Many of our constituents and supporters work in what we loosely call public services and our party has a long and proud tradition of supporting the need for and vocation of public services.
          

Relationships with the "public sector" have become made more difficult recently by the tough but necessary attempt to control the budget and make pensions sustainable. Relationships have not been helped by the willingness of the media to create the kind of vicious and pointless polarisation of public v private reminiscent of Thatcherism at its worst; nor by the more party-political driven elements of the union movement.
          

However, it is becoming increasingly evident that our coalition partners "have a problem '  with public services as conventionally understood- specifically with the state or local government delivering public services and by a series of incremental steps -some already taken- intend irrespective of financial considerations to radically enfeeble if not eliminate government's capacity to directly provide or run public services.
            

This clear preference for a more feeble state stems not just from cynicism about public service ethos but from a clear though usually, unargued conviction that government can always satisfactorily find in a market what it strives to accomplish.
           

Our party does not, I believe, share this belief and nor do our constituents and the wider electorate. However, it clearly lies behind some of the legislative moves made in the areas of health, education, employment and home affairs and underpins some of the suggestions being made as part of the mid-term review.
           

It is for Liberal Democrats working honestly to reduce the deficit and make government ever more efficient to contest this ideological drift that at times wholly undermines those primary objectives.                        

      

With that in mind I  am seeking to re-establish the Beveridge Group as a focus for articulating these concerns. The Beveridge Group was established in the 2001 parliament to defend and develop the place of the public service ethos in national life but specifically to express anxieties about the Huhne Commission's support for PFI - an anxiety which it turns out was well founded. Amongst the founder members was our own Chief Whip who contributed some excellent papers to the debate.

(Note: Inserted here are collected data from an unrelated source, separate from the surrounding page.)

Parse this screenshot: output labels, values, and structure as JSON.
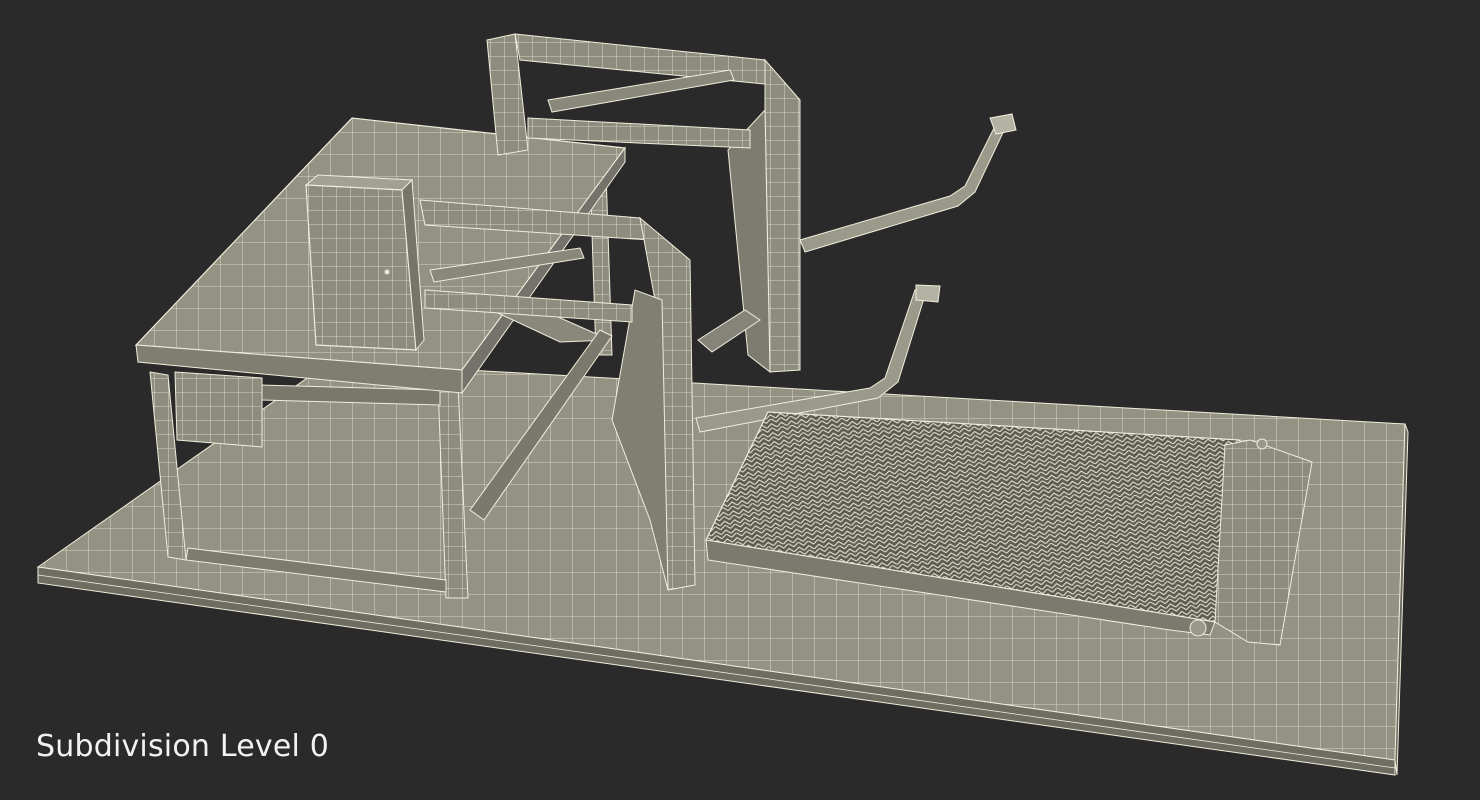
{
  "viewport": {
    "background": "#2a2a2a",
    "caption": "Subdivision Level 0"
  },
  "model": {
    "surface_color": "#8f8d7f",
    "wire_color": "#f0eddc",
    "render_mode": "wireframe-over-shaded"
  }
}
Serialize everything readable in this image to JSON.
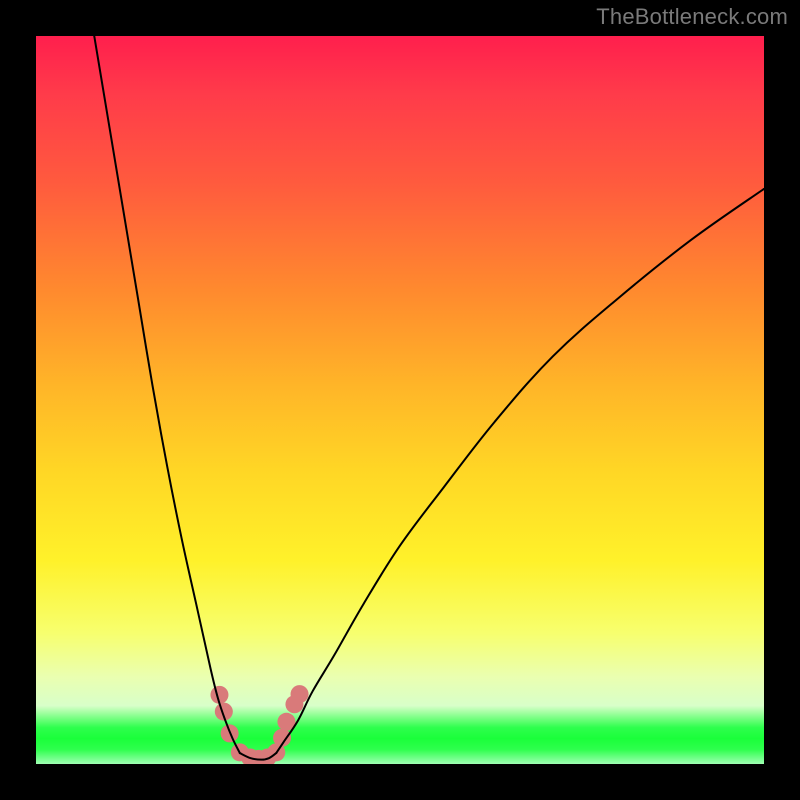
{
  "watermark": {
    "text": "TheBottleneck.com"
  },
  "chart_data": {
    "type": "line",
    "title": "",
    "xlabel": "",
    "ylabel": "",
    "xlim": [
      0,
      100
    ],
    "ylim": [
      0,
      100
    ],
    "grid": false,
    "series": [
      {
        "name": "left-branch",
        "x": [
          8,
          10,
          12,
          14,
          16,
          18,
          20,
          22,
          24,
          25,
          26,
          27,
          28
        ],
        "y": [
          100,
          88,
          76,
          64,
          52,
          41,
          31,
          22,
          13,
          9,
          6,
          3.5,
          1.5
        ],
        "stroke": "#000000"
      },
      {
        "name": "right-branch",
        "x": [
          33,
          34,
          36,
          38,
          41,
          45,
          50,
          56,
          63,
          71,
          80,
          90,
          100
        ],
        "y": [
          1.5,
          3,
          6,
          10,
          15,
          22,
          30,
          38,
          47,
          56,
          64,
          72,
          79
        ],
        "stroke": "#000000"
      },
      {
        "name": "valley-link",
        "x": [
          28,
          29.5,
          31,
          32,
          33
        ],
        "y": [
          1.5,
          0.8,
          0.6,
          0.8,
          1.5
        ],
        "stroke": "#000000"
      },
      {
        "name": "marker-dots",
        "type": "scatter",
        "color": "#d97a7a",
        "points": [
          {
            "x": 25.2,
            "y": 9.5
          },
          {
            "x": 25.8,
            "y": 7.2
          },
          {
            "x": 26.6,
            "y": 4.2
          },
          {
            "x": 28.0,
            "y": 1.6
          },
          {
            "x": 29.4,
            "y": 0.9
          },
          {
            "x": 30.6,
            "y": 0.7
          },
          {
            "x": 31.8,
            "y": 0.9
          },
          {
            "x": 33.0,
            "y": 1.6
          },
          {
            "x": 33.8,
            "y": 3.6
          },
          {
            "x": 34.4,
            "y": 5.8
          },
          {
            "x": 35.5,
            "y": 8.2
          },
          {
            "x": 36.2,
            "y": 9.6
          }
        ]
      }
    ]
  }
}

I would like you to consider seriously whether you would like to be associated with the Beveridge group whose current task would be importantly to re-engage the party with the vast mass of ordinary, decent public service workers (and their families) and to progress in an amicable, open eyed and reasoned way within the Coalition this critical debate.


In responding to this e-mail, be aware that all responses unless otherwise stated by you will be treated as absolutely confidential and that the objectives of the group are both important and narrow (i.e. not in conflict with membership of other groups).

 

It would be a sad consequence if we awoke from our nightmare travails of deficit reduction in 2015 and found we had accidentally re-designed the state in a way we were uncomfortable with. A worse consequence could be a government distracted by the latter failing to achieve the former.